Thanks to Eve for posting her thoughts on the D.C. Debate, with Jonathan Rauch and others. It was especially helpful for those of us that wish we could have been there. I am quite interested in some of her thoughts about gender roles and gender divide, but first I just wanted to briefly respond to her comment on marriage and best-friendship.

Eve notes De Solenni's question, "What makes marriage different from best-friendship?" and she asks why "nobody thinks the state should sanction or affirm her closest chosen relationship unless [she starts] sleeping with her."

My short answer to De Solenni is that best friends are not so interdependent as married couples.
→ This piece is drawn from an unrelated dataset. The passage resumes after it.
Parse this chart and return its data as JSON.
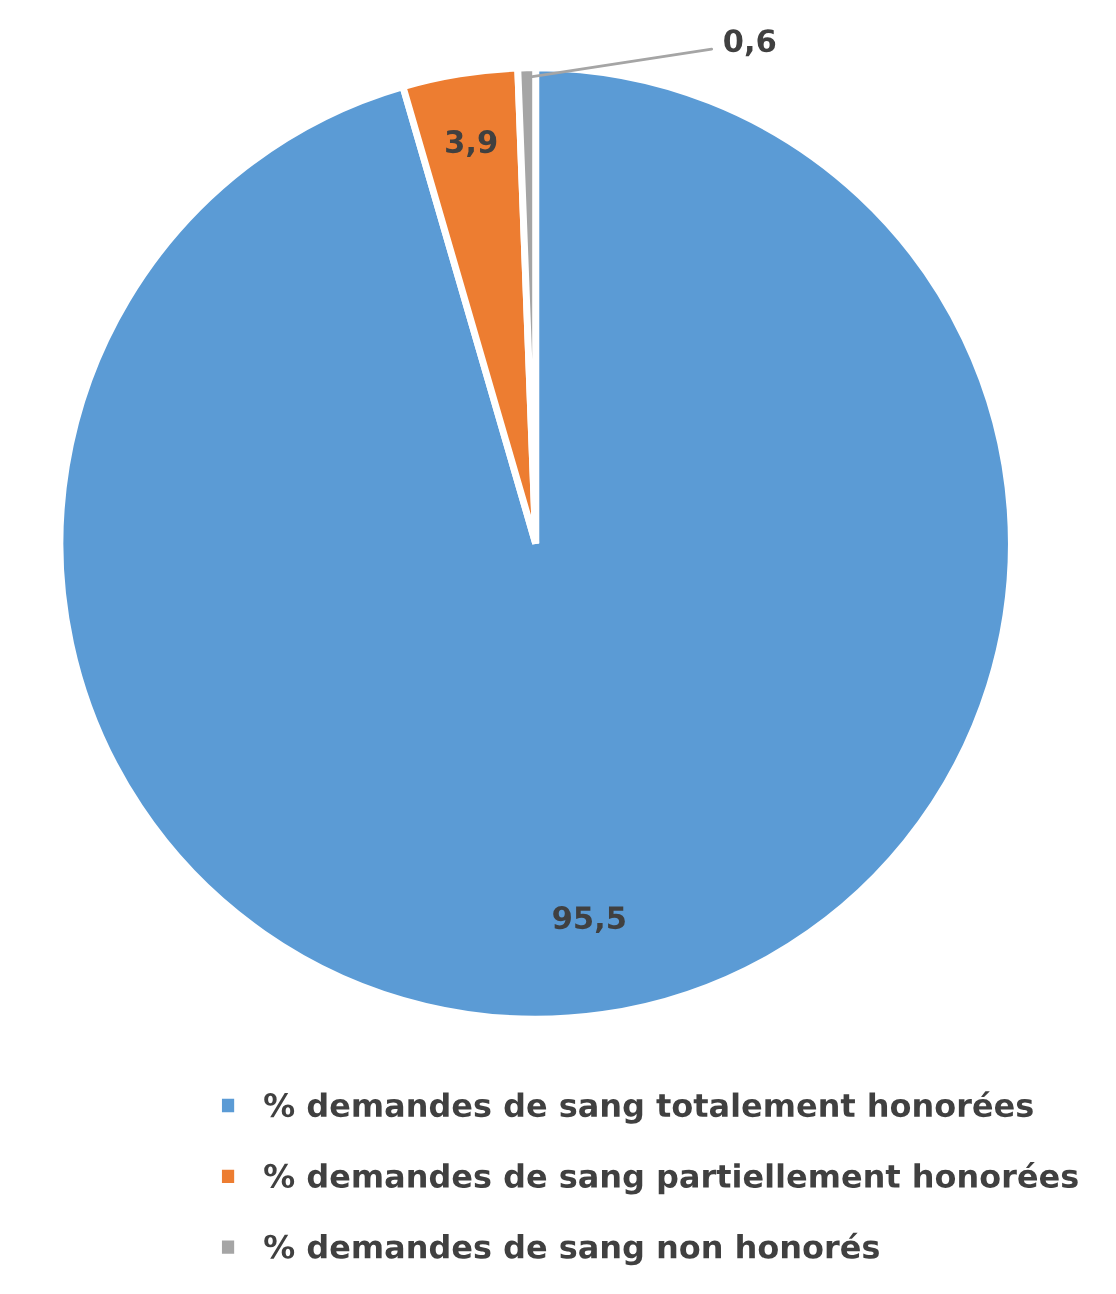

We don't commit to our best friends the same way we commit to our spouses. My short answer to Eve is that I wouldn't require that she and her best friend sleep together as long as they didn't sleep with anybody else for the rest of their lives. I see an important difference between forbidding extramarital sexual relationships and requiring all married couples to have sex. I know my wife and I don't think our sexual relationship with each other is anyone else's business. I certainly don't approach other married couples and inquire into their sex life. Extramarital sex can threaten the trust and permanence on which marriage depends. It can also create rival dependents (the sexual partner and possible offspring). For these and other reasons society has an obligation to help prevent it in order to sustain marriage. Any
interest society has in controlling couples' sex lives within marriage, though, fails to override its interest in leaving that issue to the married couple itself.